【ロンドン共同】ノルウェーのノーベル賞委員会は7日、今年の平和賞を発表する。推薦を受けたのは376の個人・団体で史上最多。有力候補の絞り込みが困難な混戦で、紛争や外交交渉、難民問題などの分野で功績があった人たちを中心に、さまざまな名前が上がっている。

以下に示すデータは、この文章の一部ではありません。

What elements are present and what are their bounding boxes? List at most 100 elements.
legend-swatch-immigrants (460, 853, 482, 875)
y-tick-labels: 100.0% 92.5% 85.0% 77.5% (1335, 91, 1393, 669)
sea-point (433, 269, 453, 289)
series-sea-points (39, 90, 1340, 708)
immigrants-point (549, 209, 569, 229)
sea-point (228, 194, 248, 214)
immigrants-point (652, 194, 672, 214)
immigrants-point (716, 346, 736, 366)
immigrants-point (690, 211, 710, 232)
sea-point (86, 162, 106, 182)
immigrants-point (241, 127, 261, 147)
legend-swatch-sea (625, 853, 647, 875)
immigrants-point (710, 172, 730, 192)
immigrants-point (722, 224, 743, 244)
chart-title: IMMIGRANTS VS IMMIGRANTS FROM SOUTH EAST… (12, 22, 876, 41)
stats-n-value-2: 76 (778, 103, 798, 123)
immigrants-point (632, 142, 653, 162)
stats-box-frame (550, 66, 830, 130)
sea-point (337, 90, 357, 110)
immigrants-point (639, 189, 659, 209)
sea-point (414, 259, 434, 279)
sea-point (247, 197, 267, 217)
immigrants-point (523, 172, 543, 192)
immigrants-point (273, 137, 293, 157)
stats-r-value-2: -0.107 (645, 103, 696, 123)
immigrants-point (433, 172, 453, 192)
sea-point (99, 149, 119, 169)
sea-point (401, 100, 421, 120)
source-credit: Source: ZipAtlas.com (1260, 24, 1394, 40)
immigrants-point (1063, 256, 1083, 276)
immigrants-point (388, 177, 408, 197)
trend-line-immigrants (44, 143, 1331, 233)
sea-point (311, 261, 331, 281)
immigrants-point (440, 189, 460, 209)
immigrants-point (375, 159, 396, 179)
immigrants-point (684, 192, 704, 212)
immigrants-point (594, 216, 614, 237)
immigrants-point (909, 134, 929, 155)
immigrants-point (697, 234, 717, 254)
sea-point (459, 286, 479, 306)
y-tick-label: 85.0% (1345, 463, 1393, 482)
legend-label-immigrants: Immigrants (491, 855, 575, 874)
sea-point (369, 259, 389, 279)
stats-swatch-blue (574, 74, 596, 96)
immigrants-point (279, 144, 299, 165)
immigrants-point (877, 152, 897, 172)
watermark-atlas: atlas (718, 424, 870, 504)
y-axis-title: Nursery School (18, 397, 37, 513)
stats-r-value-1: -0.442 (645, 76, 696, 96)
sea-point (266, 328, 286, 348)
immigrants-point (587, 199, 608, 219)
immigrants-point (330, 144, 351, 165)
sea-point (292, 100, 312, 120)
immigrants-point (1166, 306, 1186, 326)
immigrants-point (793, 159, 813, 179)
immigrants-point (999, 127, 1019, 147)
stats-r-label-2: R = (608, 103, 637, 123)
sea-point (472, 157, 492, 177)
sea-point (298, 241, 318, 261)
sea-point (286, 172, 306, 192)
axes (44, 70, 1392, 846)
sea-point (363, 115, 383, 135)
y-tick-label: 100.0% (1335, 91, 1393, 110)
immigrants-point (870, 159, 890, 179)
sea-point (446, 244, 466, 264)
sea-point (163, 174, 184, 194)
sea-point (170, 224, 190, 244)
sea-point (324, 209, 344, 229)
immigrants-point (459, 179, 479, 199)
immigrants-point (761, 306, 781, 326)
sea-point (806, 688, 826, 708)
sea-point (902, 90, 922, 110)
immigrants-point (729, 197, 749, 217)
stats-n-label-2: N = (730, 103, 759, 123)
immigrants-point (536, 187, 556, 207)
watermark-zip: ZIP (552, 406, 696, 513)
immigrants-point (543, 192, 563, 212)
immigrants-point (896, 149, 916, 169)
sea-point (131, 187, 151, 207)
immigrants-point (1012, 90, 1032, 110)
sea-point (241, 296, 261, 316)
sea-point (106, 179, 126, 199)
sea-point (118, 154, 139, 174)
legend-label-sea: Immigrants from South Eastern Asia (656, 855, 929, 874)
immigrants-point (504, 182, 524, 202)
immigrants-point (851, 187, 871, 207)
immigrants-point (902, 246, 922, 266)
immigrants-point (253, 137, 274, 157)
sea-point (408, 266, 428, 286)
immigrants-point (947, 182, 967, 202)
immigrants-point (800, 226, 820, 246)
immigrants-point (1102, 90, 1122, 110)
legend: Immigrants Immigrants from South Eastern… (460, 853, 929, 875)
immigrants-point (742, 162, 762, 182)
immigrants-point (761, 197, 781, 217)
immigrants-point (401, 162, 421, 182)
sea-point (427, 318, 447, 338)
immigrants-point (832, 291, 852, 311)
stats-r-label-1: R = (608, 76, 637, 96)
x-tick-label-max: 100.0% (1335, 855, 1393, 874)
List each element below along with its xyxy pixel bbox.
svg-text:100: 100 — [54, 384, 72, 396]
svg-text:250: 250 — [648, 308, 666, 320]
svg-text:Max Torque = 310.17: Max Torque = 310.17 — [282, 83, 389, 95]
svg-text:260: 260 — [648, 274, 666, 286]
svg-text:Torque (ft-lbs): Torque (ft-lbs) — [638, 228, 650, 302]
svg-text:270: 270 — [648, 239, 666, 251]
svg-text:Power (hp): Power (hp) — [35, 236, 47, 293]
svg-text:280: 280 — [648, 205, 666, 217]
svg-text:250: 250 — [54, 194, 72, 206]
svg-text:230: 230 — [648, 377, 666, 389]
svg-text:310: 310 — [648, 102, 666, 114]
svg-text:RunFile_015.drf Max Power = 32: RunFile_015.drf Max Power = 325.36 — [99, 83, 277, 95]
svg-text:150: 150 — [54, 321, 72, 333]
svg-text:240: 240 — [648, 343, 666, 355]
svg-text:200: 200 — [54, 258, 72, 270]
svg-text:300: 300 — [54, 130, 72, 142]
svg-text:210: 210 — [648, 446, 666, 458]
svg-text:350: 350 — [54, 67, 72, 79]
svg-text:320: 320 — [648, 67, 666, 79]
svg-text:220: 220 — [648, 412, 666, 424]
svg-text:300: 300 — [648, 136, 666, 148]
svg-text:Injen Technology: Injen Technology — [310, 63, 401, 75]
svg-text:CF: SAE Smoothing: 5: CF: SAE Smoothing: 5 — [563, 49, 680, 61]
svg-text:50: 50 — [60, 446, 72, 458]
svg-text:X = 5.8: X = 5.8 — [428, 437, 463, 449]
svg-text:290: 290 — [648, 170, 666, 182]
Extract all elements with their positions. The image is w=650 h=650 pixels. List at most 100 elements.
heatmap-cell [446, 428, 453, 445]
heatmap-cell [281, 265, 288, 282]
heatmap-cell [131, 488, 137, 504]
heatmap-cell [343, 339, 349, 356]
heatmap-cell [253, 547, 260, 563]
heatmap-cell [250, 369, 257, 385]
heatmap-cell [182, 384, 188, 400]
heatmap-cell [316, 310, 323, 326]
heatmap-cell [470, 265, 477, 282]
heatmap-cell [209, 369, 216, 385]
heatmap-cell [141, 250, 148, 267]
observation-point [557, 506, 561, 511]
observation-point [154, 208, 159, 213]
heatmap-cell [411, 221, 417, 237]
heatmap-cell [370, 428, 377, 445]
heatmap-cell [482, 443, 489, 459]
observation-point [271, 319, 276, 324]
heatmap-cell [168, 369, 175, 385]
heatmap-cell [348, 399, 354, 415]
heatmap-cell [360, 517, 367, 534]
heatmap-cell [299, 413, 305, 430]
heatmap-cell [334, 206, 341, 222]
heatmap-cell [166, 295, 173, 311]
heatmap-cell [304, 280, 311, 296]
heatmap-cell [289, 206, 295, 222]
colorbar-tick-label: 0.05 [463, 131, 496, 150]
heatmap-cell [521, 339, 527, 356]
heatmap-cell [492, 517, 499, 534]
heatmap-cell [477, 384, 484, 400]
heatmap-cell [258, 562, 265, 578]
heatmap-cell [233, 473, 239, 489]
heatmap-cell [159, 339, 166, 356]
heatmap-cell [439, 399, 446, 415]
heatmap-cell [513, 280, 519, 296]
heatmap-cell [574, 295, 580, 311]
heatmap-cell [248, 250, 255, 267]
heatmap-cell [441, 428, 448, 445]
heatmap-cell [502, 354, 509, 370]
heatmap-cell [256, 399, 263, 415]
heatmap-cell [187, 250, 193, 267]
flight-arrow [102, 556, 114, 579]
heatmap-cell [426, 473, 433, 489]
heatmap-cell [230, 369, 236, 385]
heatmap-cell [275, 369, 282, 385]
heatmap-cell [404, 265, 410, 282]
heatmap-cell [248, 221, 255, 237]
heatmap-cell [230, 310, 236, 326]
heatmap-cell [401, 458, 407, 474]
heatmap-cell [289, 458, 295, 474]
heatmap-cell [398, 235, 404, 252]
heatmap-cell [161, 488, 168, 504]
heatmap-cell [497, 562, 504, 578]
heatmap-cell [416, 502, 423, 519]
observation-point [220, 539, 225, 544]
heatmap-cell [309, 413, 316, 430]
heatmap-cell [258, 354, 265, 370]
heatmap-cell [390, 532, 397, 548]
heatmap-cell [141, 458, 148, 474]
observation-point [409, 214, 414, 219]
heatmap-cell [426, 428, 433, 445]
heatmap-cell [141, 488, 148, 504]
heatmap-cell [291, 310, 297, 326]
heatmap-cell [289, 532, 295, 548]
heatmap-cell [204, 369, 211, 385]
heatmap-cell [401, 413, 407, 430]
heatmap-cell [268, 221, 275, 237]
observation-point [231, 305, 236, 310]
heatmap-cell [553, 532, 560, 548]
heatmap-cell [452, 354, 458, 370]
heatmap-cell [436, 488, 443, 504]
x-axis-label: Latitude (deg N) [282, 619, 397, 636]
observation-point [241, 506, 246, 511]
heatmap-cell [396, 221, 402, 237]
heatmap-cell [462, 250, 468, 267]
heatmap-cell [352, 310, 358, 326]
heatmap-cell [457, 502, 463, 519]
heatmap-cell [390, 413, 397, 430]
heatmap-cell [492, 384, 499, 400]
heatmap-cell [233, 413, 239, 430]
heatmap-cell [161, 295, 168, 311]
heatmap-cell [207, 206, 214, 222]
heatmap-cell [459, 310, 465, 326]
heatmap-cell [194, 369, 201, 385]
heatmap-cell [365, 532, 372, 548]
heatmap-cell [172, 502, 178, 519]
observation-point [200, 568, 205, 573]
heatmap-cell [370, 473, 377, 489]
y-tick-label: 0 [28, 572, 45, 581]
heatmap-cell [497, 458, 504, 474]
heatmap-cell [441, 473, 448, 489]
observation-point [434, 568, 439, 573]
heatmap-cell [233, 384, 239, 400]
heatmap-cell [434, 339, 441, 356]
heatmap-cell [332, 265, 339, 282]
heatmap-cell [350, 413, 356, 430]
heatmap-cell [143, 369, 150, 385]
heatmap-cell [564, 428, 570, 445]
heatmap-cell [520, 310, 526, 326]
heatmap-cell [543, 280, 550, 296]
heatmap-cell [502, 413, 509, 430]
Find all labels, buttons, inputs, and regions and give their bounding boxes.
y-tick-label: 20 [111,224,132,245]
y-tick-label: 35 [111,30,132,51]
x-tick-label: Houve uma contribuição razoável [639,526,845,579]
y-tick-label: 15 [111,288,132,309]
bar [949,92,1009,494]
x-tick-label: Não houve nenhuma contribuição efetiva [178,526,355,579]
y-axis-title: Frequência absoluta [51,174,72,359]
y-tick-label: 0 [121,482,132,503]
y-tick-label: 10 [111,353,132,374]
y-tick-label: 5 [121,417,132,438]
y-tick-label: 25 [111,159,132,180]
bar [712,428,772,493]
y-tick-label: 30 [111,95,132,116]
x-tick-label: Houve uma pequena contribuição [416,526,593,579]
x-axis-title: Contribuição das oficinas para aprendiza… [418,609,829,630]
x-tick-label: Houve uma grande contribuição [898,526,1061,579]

 日本関連では、憲法9条を守る活動に取り組む市民団体「九条の会」のほか、オバマ米大統領の広島訪問で注目を浴びた被爆者や日本原水爆被害者団体協議会(被団協)も取り沙汰されている。ノーベル賞委は候補者のリストを公表していないが、専門家の間で有力とみられているのは、内戦下のシリアで負傷者の救助活動に当たる市民組織、シリア民間防衛隊(ホワイトヘルメッツ)や、昨年7月のイラン核合意に尽力した米イラン両国の交渉担当者など。

 大手ブックメーカー(賭け屋)では、命懸けで海を渡ってくる難民らを支援してきたギリシャ・レスボス島の島民や、難民救助に取り組む神父ムシエ・ゼライ氏(41)、ローマ法王フランシスコ(79)、アフリカ中部コンゴで性暴力被害者の治療に尽力する医師ドニ・ムクウェゲ氏(61)らも人気だ。国際平和研究所(オスロ)のハルプビケン所長の予想1位は、ロシアの人権活動家スベトラーナ・ガンヌシキナ氏(74)。難民支援を続け、シリア民間防衛隊などと共に「もう一つのノーベル賞」と呼ばれるスウェーデンのライト・ライブリフッド賞を今年受賞した。